Randy Smith denied making any statement to this effect.
On reconsideration, the district court held that the affidavit of Jim Goins was "conclusory in nature and constitute[d] a mere scintilla of evidence which [did] not raise a genuine issue of material fact." The district court adhered to its initial ruling that plaintiff could not prove his diabetes was a disability under IHRA. Since Mackay could not establish a substantially limiting impairment, the court held he could not establish a claim under the IHRA.
The district court erred in its holding. The statement of Mr. Goins is direct evidence that Smith regarded Mackay as being substantially limited in the major life activity of working. Four Rivers clearly disputes this contention and claims Mr. Goins' affidavit is untrue. There is a genuine issue of material fact as to whether Four Rivers regarded Mackay as substantially limited in the major life activity of working and terminated Mackay because of this perceived disability. If Mackay's contentions are true, Mackay may be able to prevail on his IHRA claim. 1071*1071 Thus, the district court erred when it granted summary judgment to Four Rivers on Mackay's disability discrimination claim.
Both parties seek attorney fees pursuant to I.C. § 12-120(3), which allows recovery of attorney fees by the prevailing party in any commercial transaction. The term "commercial transaction" is defined to mean all transactions except transactions for personal household purposes. I.C. § 12-120(3). Actions brought for breach of an employment contract are considered commercial transactions, subject to the attorney fee provision of I.C. § 12-120(3). Willie v. Bd. of Trustees, 138 Idaho 131, 136, 59 P.3d 302, 307 (2002). Where an action is one to recover in a commercial transaction, that claim triggers the application of section 12-120(3) and the prevailing party may recover fees "regardless of the proof that the commercial transaction did in fact occur." General Auto Parts Co., Inc. v. Genuine Parts Co., 132 Idaho 849, 860, 979 P.2d 1207, 1218 (1999).

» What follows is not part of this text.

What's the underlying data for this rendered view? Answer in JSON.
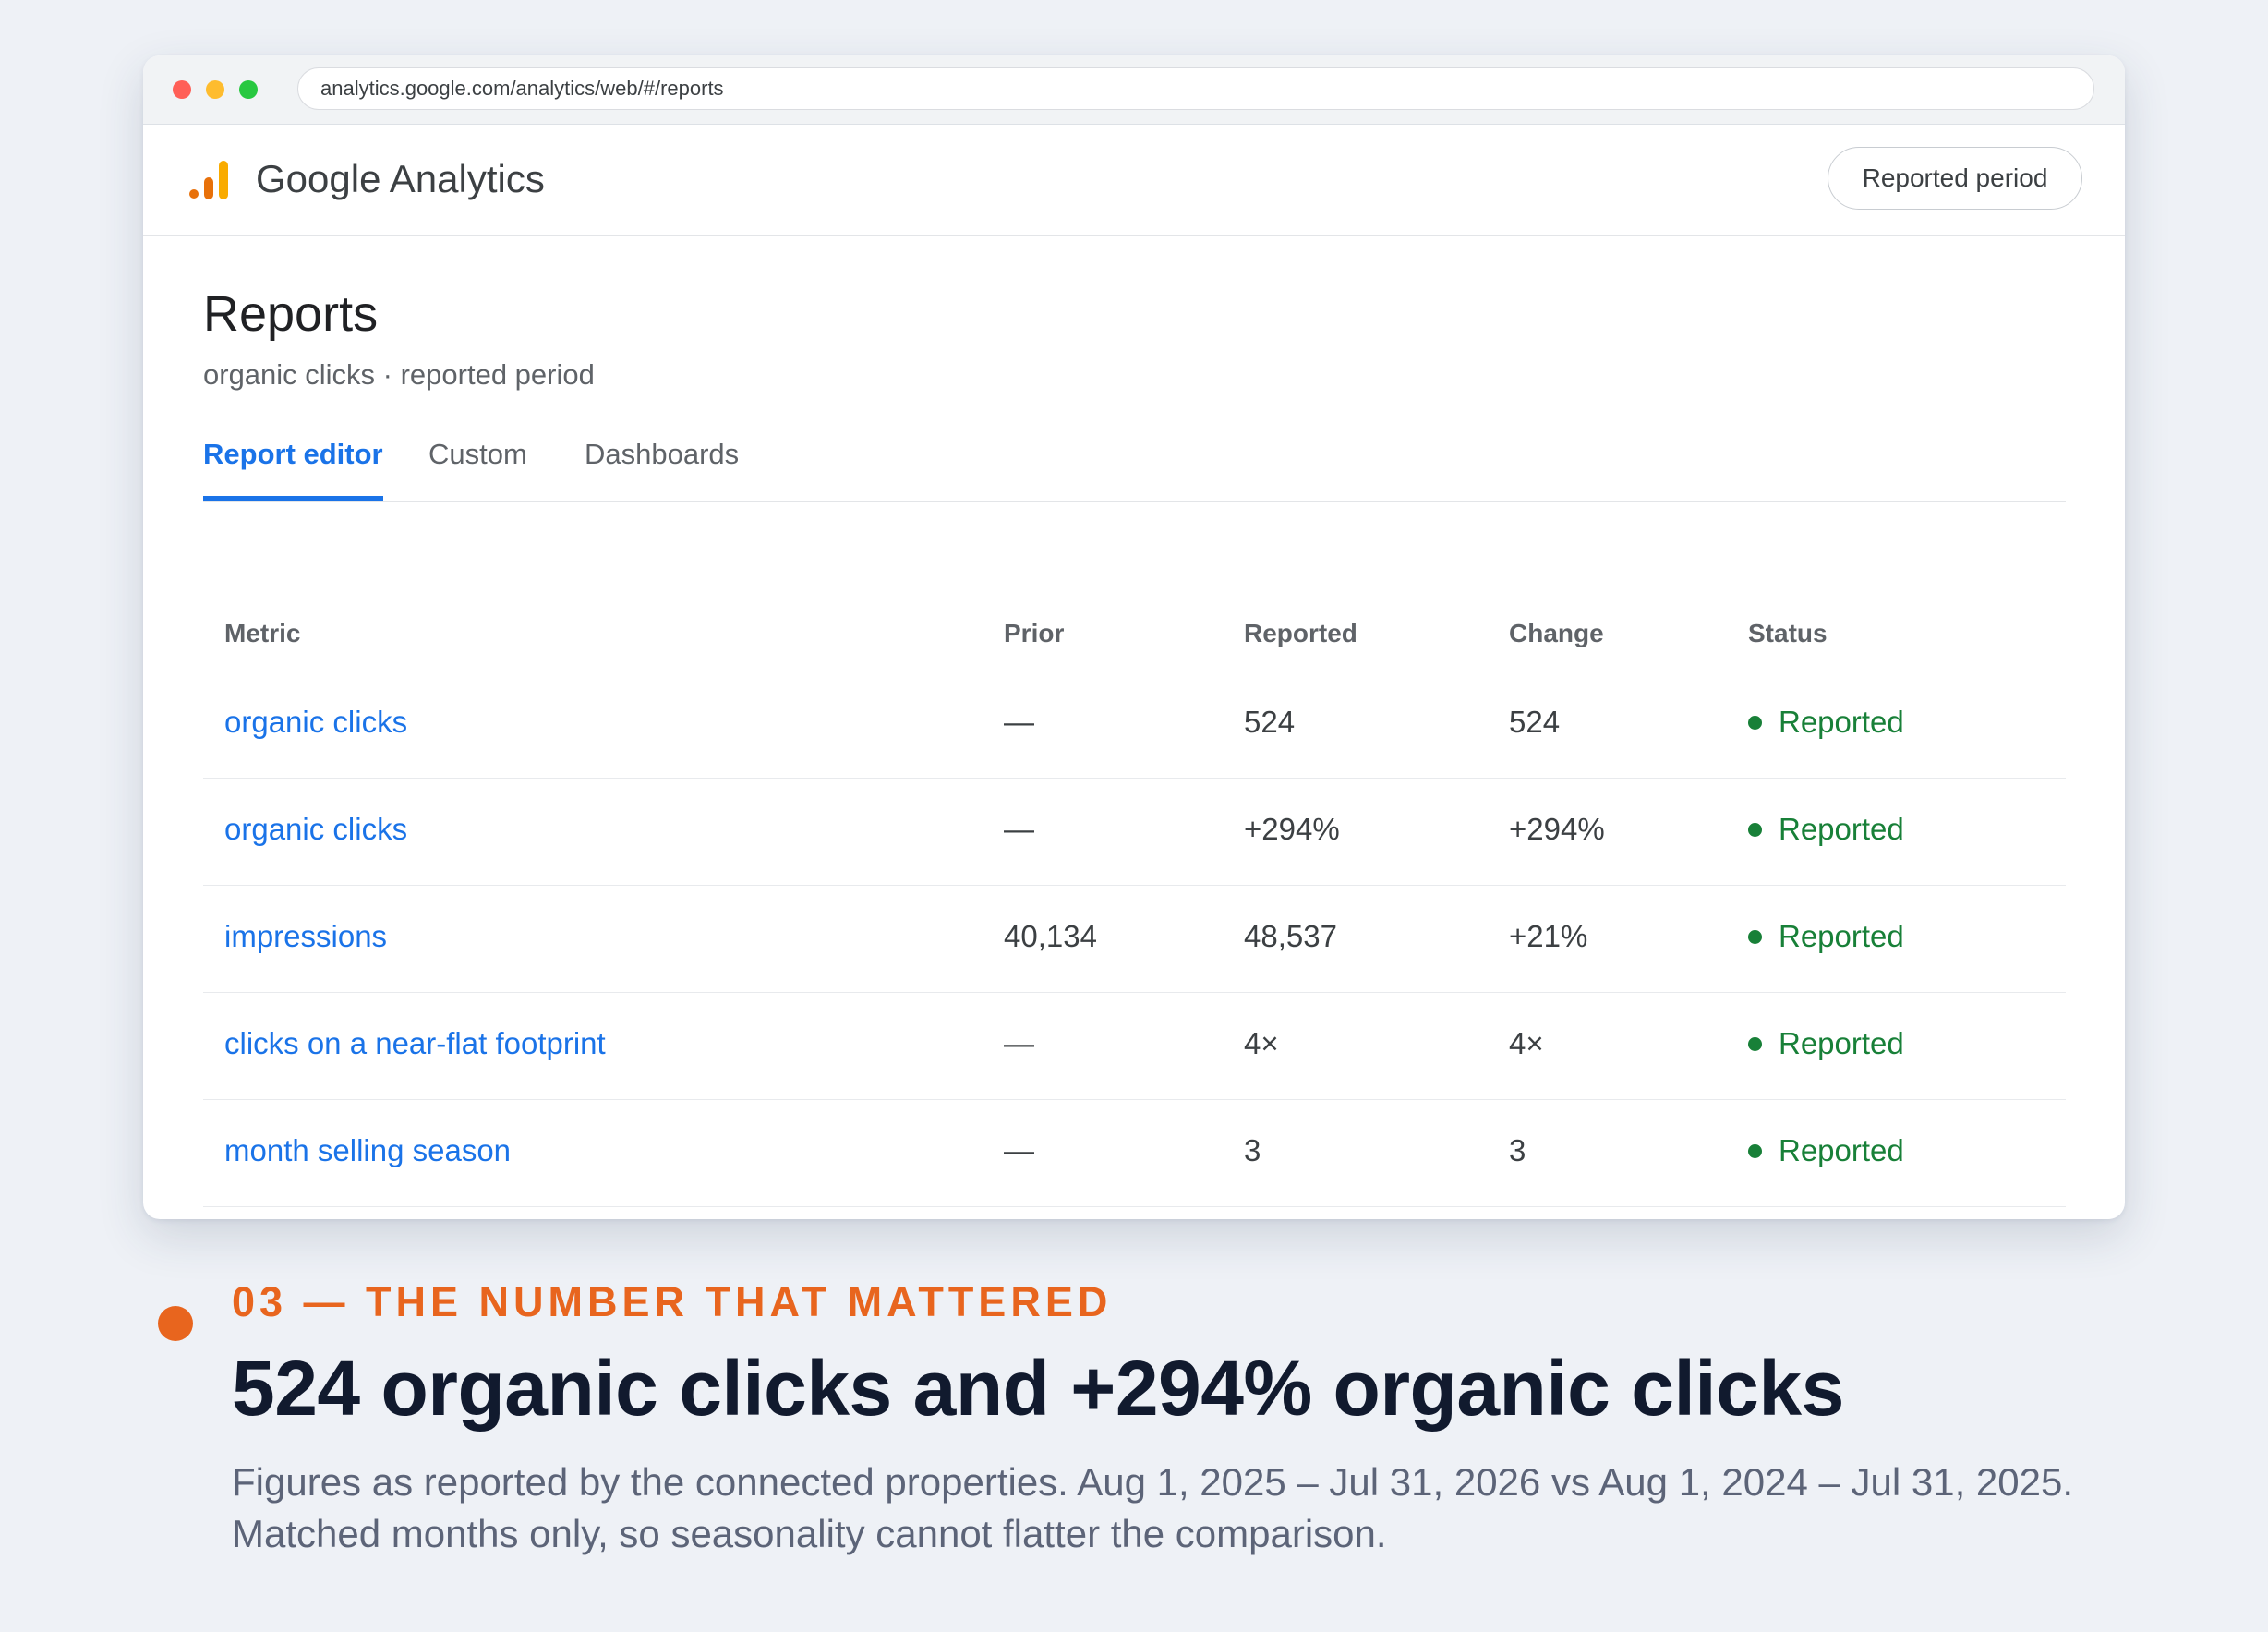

Mackay is the prevailing party on appeal but it remains to be seen whether he will be the prevailing party in the action, and, therefore, entitled to attorney fees under I.C. § 12-120(3). The district court, upon final resolution of the case, may consider fees incurred on appeal when it makes a determination as to the prevailing party.

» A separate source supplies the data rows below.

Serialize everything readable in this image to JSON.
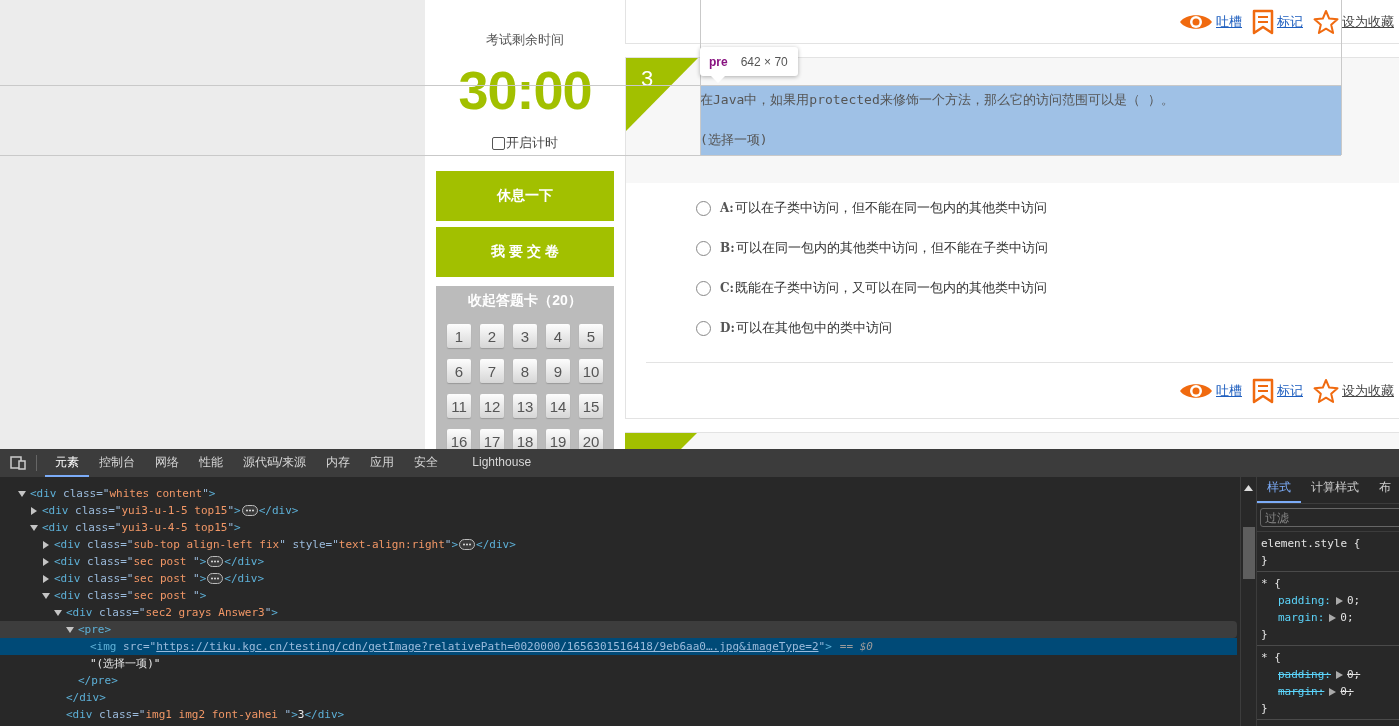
{
  "sidebar": {
    "timer_label": "考试剩余时间",
    "timer": "30:00",
    "timer_toggle": {
      "label": "开启计时",
      "checked": false
    },
    "buttons": [
      "休息一下",
      "我 要 交 卷"
    ],
    "answer_card": {
      "title": "收起答题卡（20）",
      "numbers": [
        "1",
        "2",
        "3",
        "4",
        "5",
        "6",
        "7",
        "8",
        "9",
        "10",
        "11",
        "12",
        "13",
        "14",
        "15",
        "16",
        "17",
        "18",
        "19",
        "20"
      ]
    }
  },
  "top_actions": [
    {
      "kind": "eye",
      "label": "吐槽"
    },
    {
      "kind": "bookmark",
      "label": "标记"
    },
    {
      "kind": "star",
      "label": "设为收藏"
    }
  ],
  "question": {
    "number": "3",
    "text": "在Java中，如果用protected来修饰一个方法，那么它的访问范围可以是（  ）。",
    "hint": "(选择一项)",
    "options": [
      {
        "letter": "A:",
        "text": "可以在子类中访问，但不能在同一包内的其他类中访问",
        "selected": false
      },
      {
        "letter": "B:",
        "text": "可以在同一包内的其他类中访问，但不能在子类中访问",
        "selected": false
      },
      {
        "letter": "C:",
        "text": "既能在子类中访问，又可以在同一包内的其他类中访问",
        "selected": false
      },
      {
        "letter": "D:",
        "text": "可以在其他包中的类中访问",
        "selected": false
      }
    ],
    "actions": [
      {
        "kind": "eye",
        "label": "吐槽"
      },
      {
        "kind": "bookmark",
        "label": "标记"
      },
      {
        "kind": "star",
        "label": "设为收藏"
      }
    ]
  },
  "inspector_tooltip": {
    "tag": "pre",
    "size": "642 × 70"
  },
  "devtools": {
    "tabs": [
      {
        "label": "元素",
        "selected": true
      },
      {
        "label": "控制台",
        "selected": false
      },
      {
        "label": "网络",
        "selected": false
      },
      {
        "label": "性能",
        "selected": false
      },
      {
        "label": "源代码/来源",
        "selected": false
      },
      {
        "label": "内存",
        "selected": false
      },
      {
        "label": "应用",
        "selected": false
      },
      {
        "label": "安全",
        "selected": false
      },
      {
        "label": "Lighthouse",
        "selected": false
      }
    ],
    "dom_tree": [
      {
        "kind": "element",
        "open": "<div class=\"whites content\">",
        "expanded": true,
        "selected": false,
        "hovered": false,
        "children": [
          {
            "kind": "element",
            "open": "<div class=\"yui3-u-1-5 top15\">",
            "close": "</div>",
            "expanded": false,
            "selected": false,
            "hovered": false
          },
          {
            "kind": "element",
            "open": "<div class=\"yui3-u-4-5 top15\">",
            "expanded": true,
            "selected": false,
            "hovered": false,
            "children": [
              {
                "kind": "element",
                "open": "<div class=\"sub-top align-left fix\" style=\"text-align:right\">",
                "close": "</div>",
                "expanded": false,
                "selected": false,
                "hovered": false
              },
              {
                "kind": "element",
                "open": "<div class=\"sec post \">",
                "close": "</div>",
                "expanded": false,
                "selected": false,
                "hovered": false
              },
              {
                "kind": "element",
                "open": "<div class=\"sec post \">",
                "close": "</div>",
                "expanded": false,
                "selected": false,
                "hovered": false
              },
              {
                "kind": "element",
                "open": "<div class=\"sec post \">",
                "expanded": true,
                "selected": false,
                "hovered": false,
                "children": [
                  {
                    "kind": "element",
                    "open": "<div class=\"sec2 grays Answer3\">",
                    "close": "</div>",
                    "expanded": true,
                    "selected": false,
                    "hovered": false,
                    "children": [
                      {
                        "kind": "element",
                        "open": "<pre>",
                        "close": "</pre>",
                        "expanded": true,
                        "selected": false,
                        "hovered": true,
                        "children": [
                          {
                            "kind": "link",
                            "open": "<img src=\"https://tiku.kgc.cn/testing/cdn/getImage?relativePath=0020000/1656301516418/9eb6aa0….jpg&imageType=2\">",
                            "suffix": "== $0",
                            "selected": true,
                            "hovered": false
                          },
                          {
                            "kind": "text",
                            "open": "\"(选择一项)\"",
                            "selected": false,
                            "hovered": false
                          }
                        ]
                      }
                    ]
                  },
                  {
                    "kind": "element",
                    "open": "<div class=\"img1 img2  font-yahei \">3</div>",
                    "selected": false,
                    "hovered": false
                  }
                ]
              }
            ]
          }
        ]
      }
    ],
    "side_tabs": [
      {
        "label": "样式",
        "selected": true
      },
      {
        "label": "计算样式",
        "selected": false
      },
      {
        "label": "布",
        "selected": false
      }
    ],
    "filter": {
      "placeholder": "过滤"
    },
    "rules": [
      {
        "selector": "element.style {",
        "close": "}"
      },
      {
        "selector": "* {",
        "close": "}",
        "props": [
          {
            "name": "padding:",
            "value": "0;",
            "overridden": false
          },
          {
            "name": "margin:",
            "value": "0;",
            "overridden": false
          }
        ]
      },
      {
        "selector": "* {",
        "close": "}",
        "props": [
          {
            "name": "padding:",
            "value": "0;",
            "overridden": true
          },
          {
            "name": "margin:",
            "value": "0;",
            "overridden": true
          }
        ]
      }
    ]
  }
}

We vacate the district court's order granting summary judgment against Mackay on both counts, and remand the case for further proceedings consistent with this opinion. Costs are awarded to Mackay but no fees.
Chief Justice EISMANN, and Justices BURDICK, W. JONES, and HORTON concur.
 Mackay initially filed the affidavit on August 26, 2005, prior to consideration of Four Rivers' motion for summary judgment. Mackay expressly relied on this affidavit in opposition to summary judgment. Mackay filed his Motion for Reconsideration on the basis that the district court failed to consider the affidavit in its order granting summary judgment.
 EEOC regulations specify that a person is substantially limited in the major life activity of working if she is "significantly restricted in the ability to perform either a class of jobs or a broad range of jobs in various classes as compared to the average person having comparable training, skills and abilities." 29 C.F.R. § 1630.2(j)(3)(i), quoted in Walton, 492 F.3d at 1009.